L’Union européenne a réaffirmé que les colonies israéliennes dans les territoires palestiniens occupés sont illégales au regard du droit international, les qualifiant d’obstacle majeur à la paix et à la viabilité d’une solution à deux États.
"Nous prenons note de l’annonce faite par huit États membres, ainsi que par le Royaume-Uni, le Canada, l’Islande et la Norvège, d’imposer des restrictions nationales au commerce avec les colonies illégales", a déclaré Anouar El Anouni, porte-parole de la Commission européenne pour les affaires étrangères.
"La position de longue date de l’UE est claire : les colonies sont illégales au regard du droit international.
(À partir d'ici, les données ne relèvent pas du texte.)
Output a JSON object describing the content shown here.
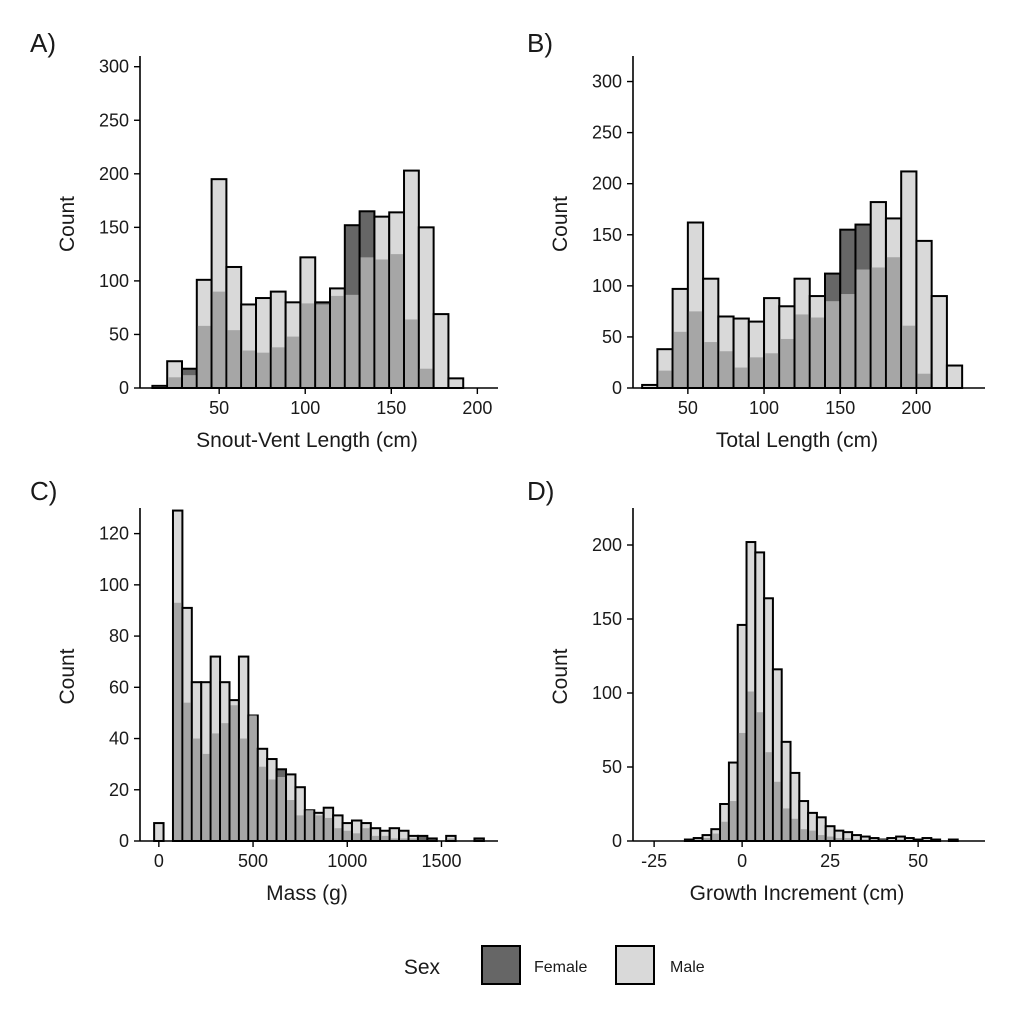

Elles constituent un obstacle à la paix et à la viabilité de la solution à deux États", a-t-il ajouté.
L’UE considère comme illégales les colonies israéliennes établies dans les territoires palestiniens occupés après juin 1967.
Les produits provenant de ces colonies ne peuvent pas bénéficier du régime tarifaire préférentiel prévu dans le cadre commercial entre l’UE et Israël, a précisé El Anouni.
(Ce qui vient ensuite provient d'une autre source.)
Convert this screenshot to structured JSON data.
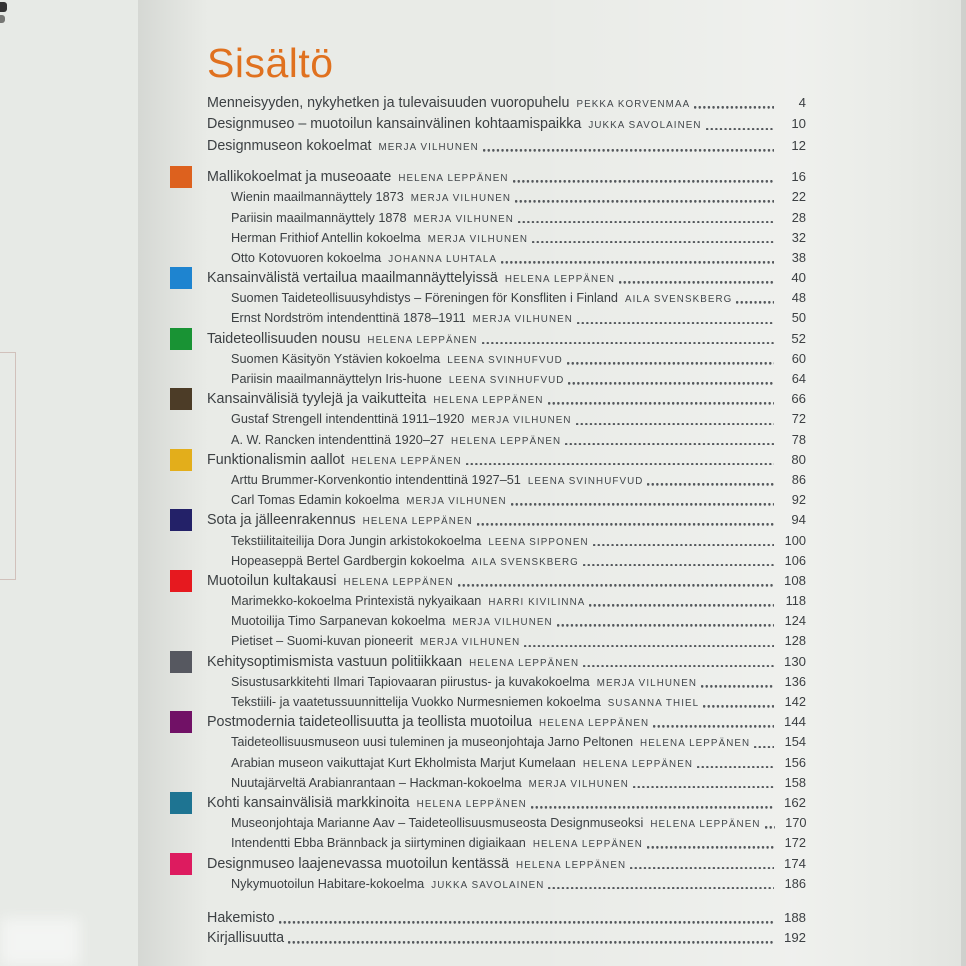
{
  "page": {
    "title": "Sisältö"
  },
  "palette": {
    "paper": "#e9ebe7",
    "text": "#3c4043",
    "title_orange": "#e0711f",
    "leader_dots": "#53575b"
  },
  "toc": {
    "entries": [
      {
        "level": 0,
        "intro": true,
        "title": "Menneisyyden, nykyhetken ja tulevaisuuden vuoropuhelu",
        "author": "PEKKA KORVENMAA",
        "page": "4"
      },
      {
        "level": 0,
        "intro": true,
        "title": "Designmuseo – muotoilun kansainvälinen kohtaamispaikka",
        "author": "JUKKA SAVOLAINEN",
        "page": "10"
      },
      {
        "level": 0,
        "intro": true,
        "title": "Designmuseon kokoelmat",
        "author": "MERJA VILHUNEN",
        "page": "12"
      },
      {
        "level": 0,
        "gap": true,
        "color": "#dd611e",
        "title": "Mallikokoelmat ja museoaate",
        "author": "HELENA LEPPÄNEN",
        "page": "16"
      },
      {
        "level": 1,
        "title": "Wienin maailmannäyttely 1873",
        "author": "MERJA VILHUNEN",
        "page": "22"
      },
      {
        "level": 1,
        "title": "Pariisin maailmannäyttely 1878",
        "author": "MERJA VILHUNEN",
        "page": "28"
      },
      {
        "level": 1,
        "title": "Herman Frithiof Antellin kokoelma",
        "author": "MERJA VILHUNEN",
        "page": "32"
      },
      {
        "level": 1,
        "title": "Otto Kotovuoren kokoelma",
        "author": "JOHANNA LUHTALA",
        "page": "38"
      },
      {
        "level": 0,
        "color": "#1e84d0",
        "title": "Kansainvälistä vertailua maailmannäyttelyissä",
        "author": "HELENA LEPPÄNEN",
        "page": "40"
      },
      {
        "level": 1,
        "title": "Suomen Taideteollisuusyhdistys – Föreningen för Konsfliten i Finland",
        "author": "AILA SVENSKBERG",
        "page": "48"
      },
      {
        "level": 1,
        "title": "Ernst Nordström intendenttinä 1878–1911",
        "author": "MERJA VILHUNEN",
        "page": "50"
      },
      {
        "level": 0,
        "color": "#199334",
        "title": "Taideteollisuuden nousu",
        "author": "HELENA LEPPÄNEN",
        "page": "52"
      },
      {
        "level": 1,
        "title": "Suomen Käsityön Ystävien kokoelma",
        "author": "LEENA SVINHUFVUD",
        "page": "60"
      },
      {
        "level": 1,
        "title": "Pariisin maailmannäyttelyn Iris-huone",
        "author": "LEENA SVINHUFVUD",
        "page": "64"
      },
      {
        "level": 0,
        "color": "#4c3c27",
        "title": "Kansainvälisiä tyylejä ja vaikutteita",
        "author": "HELENA LEPPÄNEN",
        "page": "66"
      },
      {
        "level": 1,
        "title": "Gustaf Strengell intendenttinä 1911–1920",
        "author": "MERJA VILHUNEN",
        "page": "72"
      },
      {
        "level": 1,
        "title": "A. W. Rancken intendenttinä 1920–27",
        "author": "HELENA LEPPÄNEN",
        "page": "78"
      },
      {
        "level": 0,
        "color": "#e3ae1b",
        "title": "Funktionalismin aallot",
        "author": "HELENA LEPPÄNEN",
        "page": "80"
      },
      {
        "level": 1,
        "title": "Arttu Brummer-Korvenkontio intendenttinä 1927–51",
        "author": "LEENA SVINHUFVUD",
        "page": "86"
      },
      {
        "level": 1,
        "title": "Carl Tomas Edamin kokoelma",
        "author": "MERJA VILHUNEN",
        "page": "92"
      },
      {
        "level": 0,
        "color": "#232168",
        "title": "Sota ja jälleenrakennus",
        "author": "HELENA LEPPÄNEN",
        "page": "94"
      },
      {
        "level": 1,
        "title": "Tekstiilitaiteilija Dora Jungin arkistokokoelma",
        "author": "LEENA SIPPONEN",
        "page": "100"
      },
      {
        "level": 1,
        "title": "Hopeaseppä Bertel Gardbergin kokoelma",
        "author": "AILA SVENSKBERG",
        "page": "106"
      },
      {
        "level": 0,
        "color": "#e6191f",
        "title": "Muotoilun kultakausi",
        "author": "HELENA LEPPÄNEN",
        "page": "108"
      },
      {
        "level": 1,
        "title": "Marimekko-kokoelma Printexistä nykyaikaan",
        "author": "HARRI KIVILINNA",
        "page": "118"
      },
      {
        "level": 1,
        "title": "Muotoilija Timo Sarpanevan kokoelma",
        "author": "MERJA VILHUNEN",
        "page": "124"
      },
      {
        "level": 1,
        "title": "Pietiset – Suomi-kuvan pioneerit",
        "author": "MERJA VILHUNEN",
        "page": "128"
      },
      {
        "level": 0,
        "color": "#565860",
        "title": "Kehitysoptimismista vastuun politiikkaan",
        "author": "HELENA LEPPÄNEN",
        "page": "130"
      },
      {
        "level": 1,
        "title": "Sisustusarkkitehti Ilmari Tapiovaaran piirustus- ja kuvakokoelma",
        "author": "MERJA VILHUNEN",
        "page": "136"
      },
      {
        "level": 1,
        "title": "Tekstiili- ja vaatetussuunnittelija Vuokko Nurmesniemen kokoelma",
        "author": "SUSANNA THIEL",
        "page": "142"
      },
      {
        "level": 0,
        "color": "#711166",
        "title": "Postmodernia taideteollisuutta ja teollista muotoilua",
        "author": "HELENA LEPPÄNEN",
        "page": "144"
      },
      {
        "level": 1,
        "title": "Taideteollisuusmuseon uusi tuleminen ja museonjohtaja Jarno Peltonen",
        "author": "HELENA LEPPÄNEN",
        "page": "154"
      },
      {
        "level": 1,
        "title": "Arabian museon vaikuttajat Kurt Ekholmista Marjut Kumelaan",
        "author": "HELENA LEPPÄNEN",
        "page": "156"
      },
      {
        "level": 1,
        "title": "Nuutajärveltä Arabianrantaan – Hackman-kokoelma",
        "author": "MERJA VILHUNEN",
        "page": "158"
      },
      {
        "level": 0,
        "color": "#1e7492",
        "title": "Kohti kansainvälisiä markkinoita",
        "author": "HELENA LEPPÄNEN",
        "page": "162"
      },
      {
        "level": 1,
        "title": "Museonjohtaja Marianne Aav – Taideteollisuusmuseosta Designmuseoksi",
        "author": "HELENA LEPPÄNEN",
        "page": "170"
      },
      {
        "level": 1,
        "title": "Intendentti Ebba Brännback ja siirtyminen digiaikaan",
        "author": "HELENA LEPPÄNEN",
        "page": "172"
      },
      {
        "level": 0,
        "color": "#dd1b5f",
        "title": "Designmuseo laajenevassa muotoilun kentässä",
        "author": "HELENA LEPPÄNEN",
        "page": "174"
      },
      {
        "level": 1,
        "title": "Nykymuotoilun Habitare-kokoelma",
        "author": "JUKKA SAVOLAINEN",
        "page": "186"
      },
      {
        "level": 0,
        "gap_end": true,
        "title": "Hakemisto",
        "author": null,
        "page": "188"
      },
      {
        "level": 0,
        "title": "Kirjallisuutta",
        "author": null,
        "page": "192"
      }
    ]
  }
}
Les pays européens renforcent leurs restrictions commerciales
La France, le Royaume-Uni, le Danemark, l’Espagne, la Finlande, l’Irlande, l’Islande, la Norvège, la Pologne, le Portugal et la Suède, ainsi que le Canada, ont annoncé leur intention d’imposer des restrictions nationales au commerce avec les colonies israéliennes et soutiennent l’adoption de mesures européennes plus larges.
Dans une déclaration commune, ces pays ont affirmé que la situation en Cisjordanie occupée se "détériore rapidement", évoquant l’augmentation des violences commises par des colons et la poursuite de l’expansion des colonies.
Ils se sont opposés à toute initiative visant à l’annexion de territoires palestiniens ou au déplacement forcé de Palestiniens, et ont appelé Israël à mettre fin à l’expansion des colonies ainsi qu’à l’extension des pouvoirs administratifs civils dans la Cisjordanie occupée.
Les pays signataires ont également appelé à établir les responsabilités des auteurs de violences commises par des colons et à enquêter sur les allégations concernant les forces israéliennes.
Les appels à un durcissement de l’action de l’UE se multiplient
La pression s’accentue sur l’UE pour qu’elle aille au-delà des restrictions visant les produits issus des colonies et adopte des mesures plus larges dans le cadre de ses relations commerciales avec Israël.
Plusieurs gouvernements européens, parlementaires et organisations de la société civile ont appelé à réexaminer ou à suspendre l’accord d’association entre l’UE et Israël, estimant que le bloc devrait utiliser ses relations économiques avec Israël pour lutter contre l’expansion des colonies et les politiques menées à l’égard des Palestiniens.
Toutefois, l’adoption de mesures commerciales à l’échelle de l’UE nécessite l’accord des États membres, et les divisions au sein du bloc ont compliqué les efforts visant à adopter une approche commune.
L’UE n’a pas imposé d’interdiction générale sur l’importation de produits provenant des colonies israéliennes, mais elle exclut ces produits du régime tarifaire préférentiel et continue d’examiner les possibilités d’adopter des mesures plus larges.